I have a large file called fulldataset
. I would like to write lines from fulldataset to a new file called newdataset. I only want to write the lines from fulldataset though that contain the id numbers present in the listfile. Also all the id numbers start with XY. The id numbers occur in the middle of each line though.
Here is an example line from list file:
Robert, Brown, "XY-12344343", 1929232, 324934923,
Here is the program I have so far. It runs fine, but doesn't write anything into the new file.
datafile = open('C:\\listfile.txt', 'r')
completedataset = open('C:\\fulldataset.txt', 'r')

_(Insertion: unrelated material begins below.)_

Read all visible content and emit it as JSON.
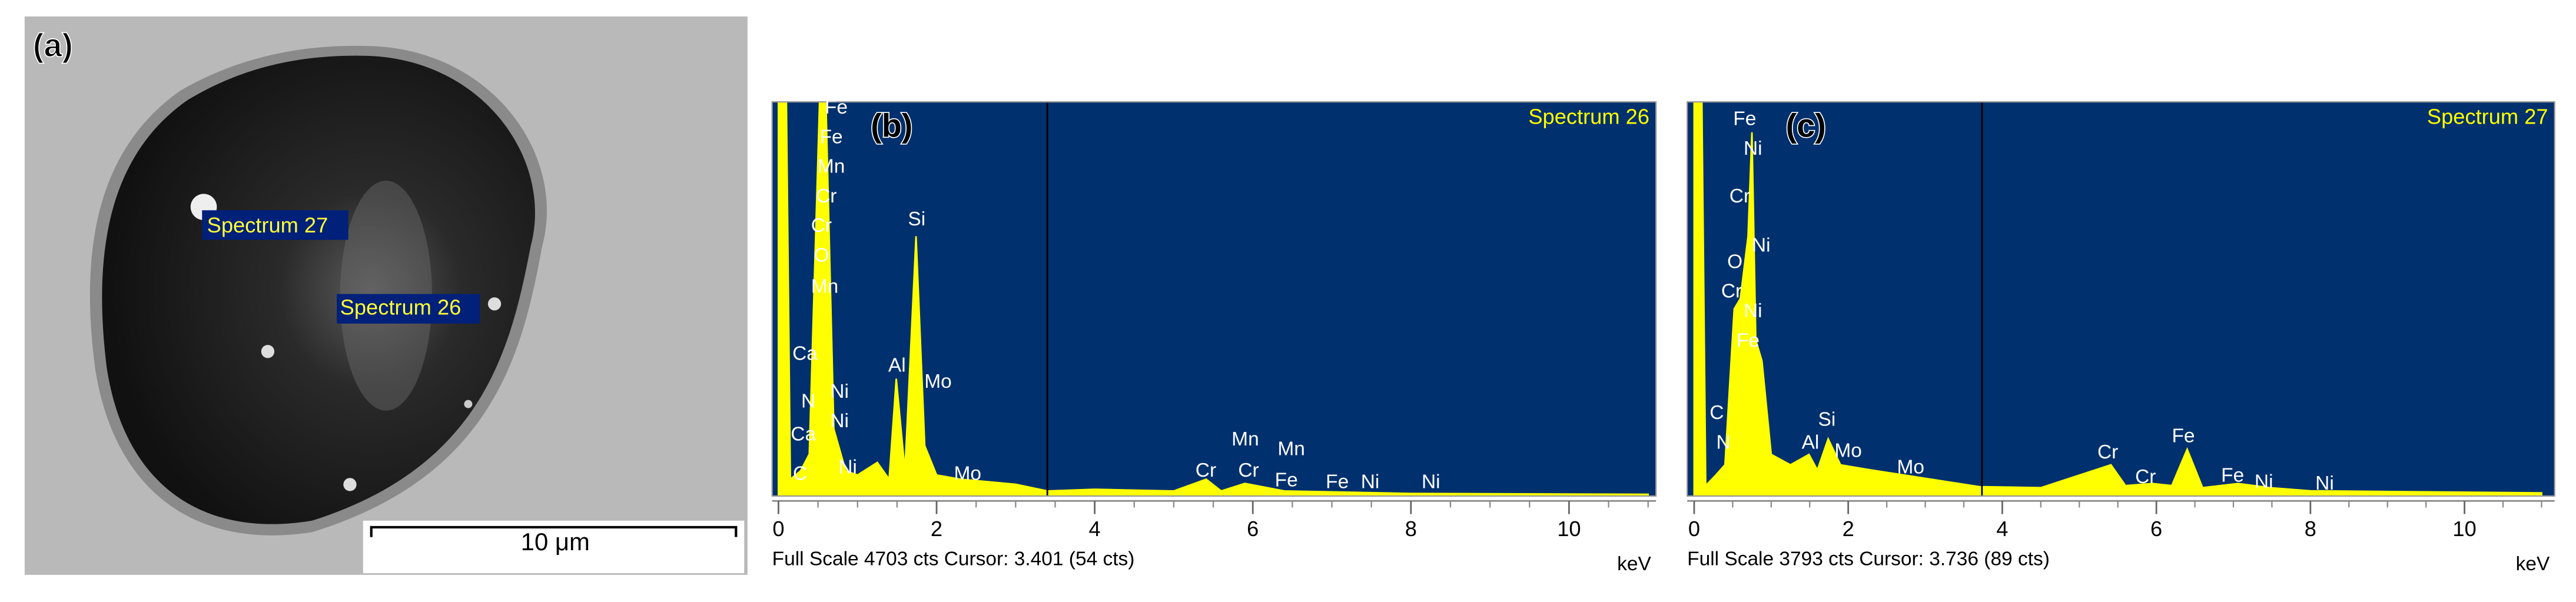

smallerdataset = open('C:\\newdataset.txt', 'w')
matchedLines = []
for line in datafile:
if line.find("XY"):
matchedLines.append( line )
counter = 1
for line in completedataset:
print counter
counter +=1
for t in matchedLines:
if t in line:
fulldataset.write(line)
del line
break
datafile.close()
completedataset.close()
fulldataset.close()
EDIT:
Ok here is the new program:
datafile = open('C:\\tryexcel33.txt', 'r')
completedataset = open('C:\\fulldataset.txt', 'r')
smallerdataset = open('C:\\newdataset.txt', 'w')
counter = 1
for line in completedataset:
print counter
counter +=1
if any( id in line for id in datafile ):
smallerdataset.write( line )
break
datafile.close()
completedataset.close()
fulldataset.close()
I still don't have anything being written to the new file. I think a problem might be that in the full file the id numbers have a " in front of them but this doesn't exist in the listfile. Any thoughts?